The refusal to acknowledge this reality is why, as Stone noted, the Biden administration is bringing such an "extraordinary cause of action" against Texas -- a lawsuit that is being brought despite not being "fairly traceable to any allegedly unlawful behavior by state court judges or clerks" on the Heartbeat Act.
Some justices seemed skeptical of Texas's ability to have private citizens enforce such a law in this manner. Will it be enough to determine the outcome of this case? We shall have to wait and see.
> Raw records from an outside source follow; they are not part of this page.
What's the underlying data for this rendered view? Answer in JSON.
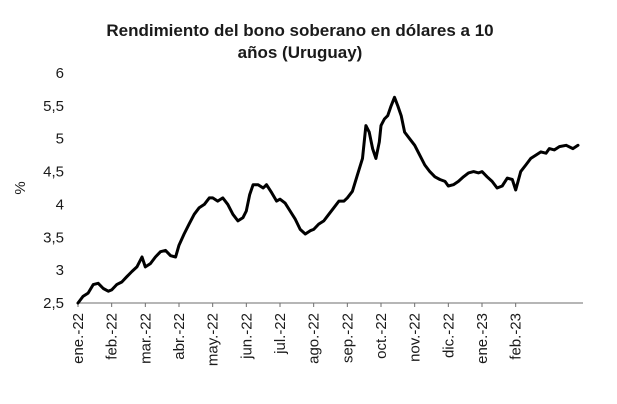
{
  "chart_data": {
    "type": "line",
    "title_lines": [
      "Rendimiento del bono soberano en dólares a 10",
      "años (Uruguay)"
    ],
    "ylabel": "%",
    "xlabel": "",
    "ylim": [
      2.5,
      6
    ],
    "yticks": [
      "6",
      "5,5",
      "5",
      "4,5",
      "4",
      "3,5",
      "3",
      "2,5"
    ],
    "ytick_values": [
      6,
      5.5,
      5,
      4.5,
      4,
      3.5,
      3,
      2.5
    ],
    "xticks": [
      "ene.-22",
      "feb.-22",
      "mar.-22",
      "abr.-22",
      "may.-22",
      "jun.-22",
      "jul.-22",
      "ago.-22",
      "sep.-22",
      "oct.-22",
      "nov.-22",
      "dic.-22",
      "ene.-23",
      "feb.-23"
    ],
    "xtick_months": [
      0,
      1,
      2,
      3,
      4,
      5,
      6,
      7,
      8,
      9,
      10,
      11,
      12,
      13
    ],
    "xlim_months": [
      0,
      15.0
    ],
    "grid": false,
    "legend": "none",
    "series": [
      {
        "color": "#000000",
        "x_months": [
          0.0,
          0.15,
          0.3,
          0.45,
          0.6,
          0.75,
          0.9,
          1.0,
          1.15,
          1.3,
          1.45,
          1.6,
          1.75,
          1.9,
          2.0,
          2.15,
          2.3,
          2.45,
          2.6,
          2.75,
          2.9,
          3.0,
          3.15,
          3.3,
          3.45,
          3.6,
          3.75,
          3.9,
          4.0,
          4.15,
          4.3,
          4.45,
          4.6,
          4.75,
          4.9,
          5.0,
          5.1,
          5.2,
          5.35,
          5.5,
          5.6,
          5.75,
          5.9,
          6.0,
          6.15,
          6.3,
          6.45,
          6.6,
          6.75,
          6.9,
          7.0,
          7.15,
          7.3,
          7.45,
          7.6,
          7.75,
          7.9,
          8.0,
          8.15,
          8.3,
          8.45,
          8.55,
          8.65,
          8.75,
          8.85,
          8.95,
          9.0,
          9.1,
          9.2,
          9.3,
          9.4,
          9.5,
          9.6,
          9.7,
          9.85,
          10.0,
          10.15,
          10.3,
          10.45,
          10.6,
          10.75,
          10.9,
          11.0,
          11.15,
          11.3,
          11.45,
          11.6,
          11.75,
          11.9,
          12.0,
          12.15,
          12.3,
          12.45,
          12.6,
          12.75,
          12.9,
          13.0,
          13.15,
          13.3,
          13.45,
          13.6,
          13.75,
          13.9,
          14.0,
          14.15,
          14.3,
          14.5,
          14.7,
          14.85
        ],
        "values": [
          2.5,
          2.6,
          2.65,
          2.78,
          2.8,
          2.72,
          2.68,
          2.7,
          2.78,
          2.82,
          2.9,
          2.98,
          3.05,
          3.2,
          3.05,
          3.1,
          3.2,
          3.28,
          3.3,
          3.22,
          3.2,
          3.38,
          3.55,
          3.7,
          3.85,
          3.95,
          4.0,
          4.1,
          4.1,
          4.05,
          4.1,
          4.0,
          3.85,
          3.75,
          3.8,
          3.9,
          4.15,
          4.3,
          4.3,
          4.25,
          4.3,
          4.18,
          4.05,
          4.08,
          4.02,
          3.9,
          3.78,
          3.62,
          3.55,
          3.6,
          3.62,
          3.7,
          3.75,
          3.85,
          3.95,
          4.05,
          4.05,
          4.1,
          4.2,
          4.45,
          4.7,
          5.2,
          5.1,
          4.85,
          4.7,
          4.95,
          5.2,
          5.3,
          5.35,
          5.5,
          5.63,
          5.5,
          5.35,
          5.1,
          5.0,
          4.9,
          4.75,
          4.6,
          4.5,
          4.42,
          4.38,
          4.35,
          4.28,
          4.3,
          4.35,
          4.42,
          4.48,
          4.5,
          4.48,
          4.5,
          4.42,
          4.35,
          4.25,
          4.28,
          4.4,
          4.38,
          4.22,
          4.5,
          4.6,
          4.7,
          4.75,
          4.8,
          4.78,
          4.85,
          4.83,
          4.88,
          4.9,
          4.85,
          4.9
        ]
      }
    ]
  }
}
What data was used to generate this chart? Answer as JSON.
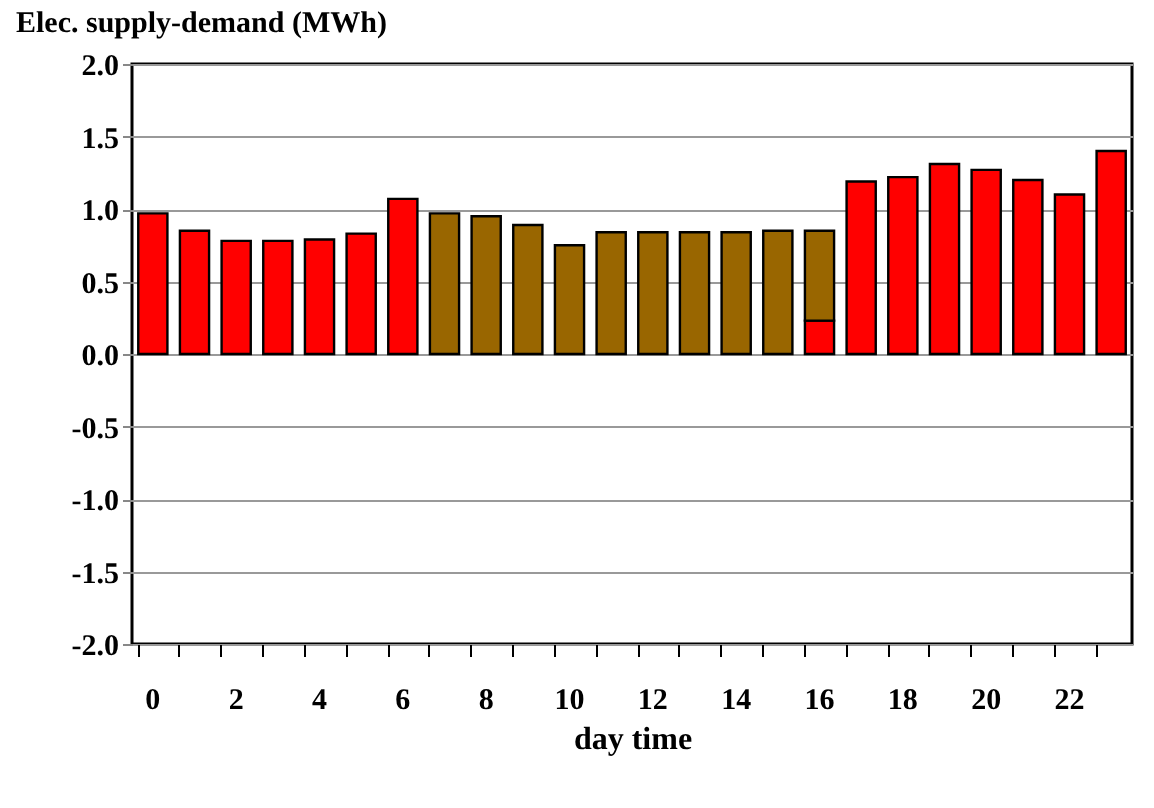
{
  "chart_data": {
    "type": "bar",
    "title": "Elec. supply-demand (MWh)",
    "xlabel": "day time",
    "categories": [
      "0",
      null,
      "2",
      null,
      "4",
      null,
      "6",
      null,
      "8",
      null,
      "10",
      null,
      "12",
      null,
      "14",
      null,
      "16",
      null,
      "18",
      null,
      "20",
      null,
      "22",
      null
    ],
    "series": [
      {
        "color": "#ff0000",
        "values": [
          0.97,
          0.85,
          0.78,
          0.78,
          0.79,
          0.83,
          1.07,
          null,
          null,
          null,
          null,
          null,
          null,
          null,
          null,
          null,
          0.23,
          1.19,
          1.22,
          1.31,
          1.27,
          1.2,
          1.1,
          1.4
        ]
      },
      {
        "color": "#996600",
        "values": [
          null,
          null,
          null,
          null,
          null,
          null,
          null,
          0.97,
          0.95,
          0.89,
          0.75,
          0.84,
          0.84,
          0.84,
          0.84,
          0.85,
          0.62,
          null,
          null,
          null,
          null,
          null,
          null,
          null
        ]
      }
    ],
    "stacked": true,
    "ylim": [
      -2,
      2
    ],
    "yticks": [
      {
        "value": -2,
        "label": "-2.0"
      },
      -1.5,
      {
        "value": -1,
        "label": "-1.0"
      },
      -0.5,
      {
        "value": 0,
        "label": "0.0"
      },
      0.5,
      {
        "value": 1,
        "label": "1.0"
      },
      1.5,
      {
        "value": 2,
        "label": "2.0"
      }
    ],
    "grid": "y",
    "legend": false
  }
}
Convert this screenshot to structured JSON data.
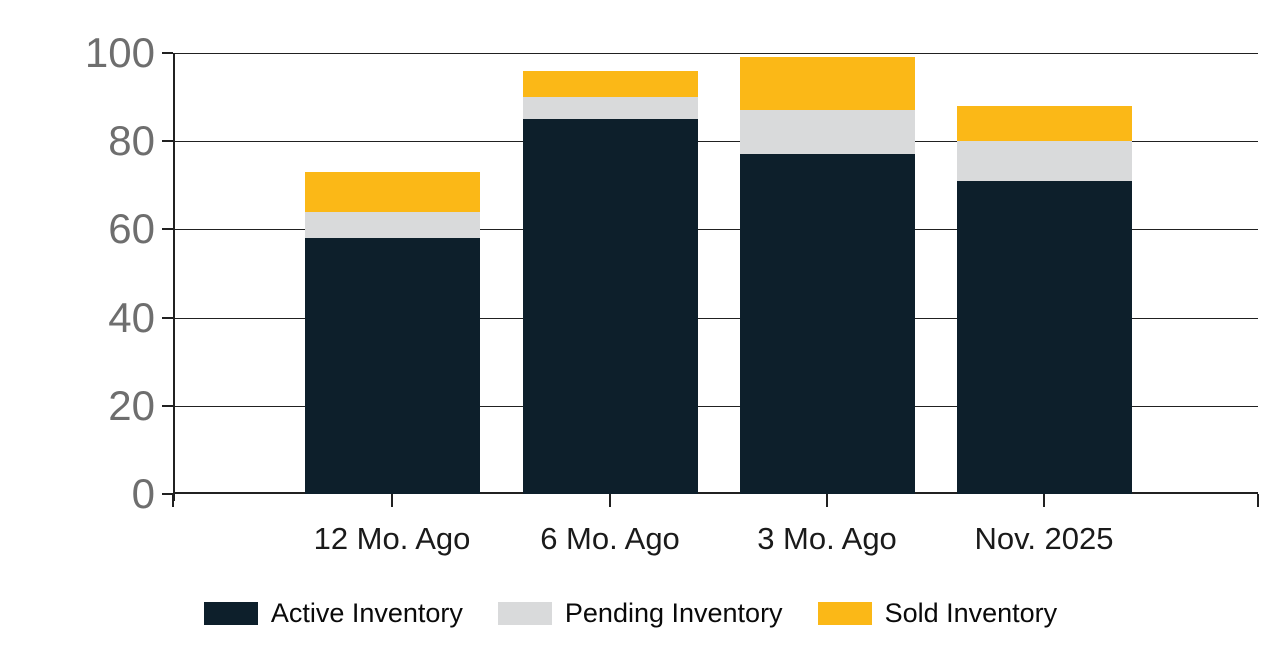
{
  "chart_data": {
    "type": "bar",
    "stacked": true,
    "title": "",
    "xlabel": "",
    "ylabel": "",
    "categories": [
      "12 Mo. Ago",
      "6 Mo. Ago",
      "3 Mo. Ago",
      "Nov. 2025"
    ],
    "series": [
      {
        "name": "Active Inventory",
        "color": "#0d1f2b",
        "values": [
          58,
          85,
          77,
          71
        ]
      },
      {
        "name": "Pending Inventory",
        "color": "#d9dadb",
        "values": [
          6,
          5,
          10,
          9
        ]
      },
      {
        "name": "Sold Inventory",
        "color": "#fbb817",
        "values": [
          9,
          6,
          12,
          8
        ]
      }
    ],
    "stack_totals": [
      73,
      96,
      99,
      88
    ],
    "yticks": [
      0,
      20,
      40,
      60,
      80,
      100
    ],
    "ylim": [
      0,
      100
    ],
    "grid": true,
    "legend_position": "bottom",
    "colors": {
      "grid_line": "#212121",
      "axis_line": "#212121",
      "y_tick_label": "#6e6e6e",
      "x_tick_label": "#1a1a1a",
      "legend_text": "#0a0a0a",
      "background": "#ffffff"
    }
  }
}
As for today, it's certain that some -- like Justice Kagan -- were very focused on the underlying issue. "Guns, same sex marriage, religious rights," she listed off -- these could be the next subject of a state law like Texas' S.B. 8 in this case. When Judd Stone tried to explain how abortions were still occurring in Texas, Kagan wryly jumped in: "I'm sorry. You're exactly right. I should have said every woman in Texas who has not learned and has not made a decision before six weeks."
As Jonathan Mitchell, representing the interests of those who would bring suit under this law, observed, the Biden administration is "asking the Court to restrain Texas from adjudicating lawsuits" -- that is, from hearing and deciding cases at all.
Speaking in front of the Court today after the argument, FRC's Mary Szoch observed:
"Texas found a way to defend the unborn child in the womb. Texas found a way to say, 'the abortion movement will no longer prey upon our women and children.' And thank goodness, because the world could use a lot more Texans!"
As we await the result in this case, may we continue to pray -- and work -- to continue to protect the unborn.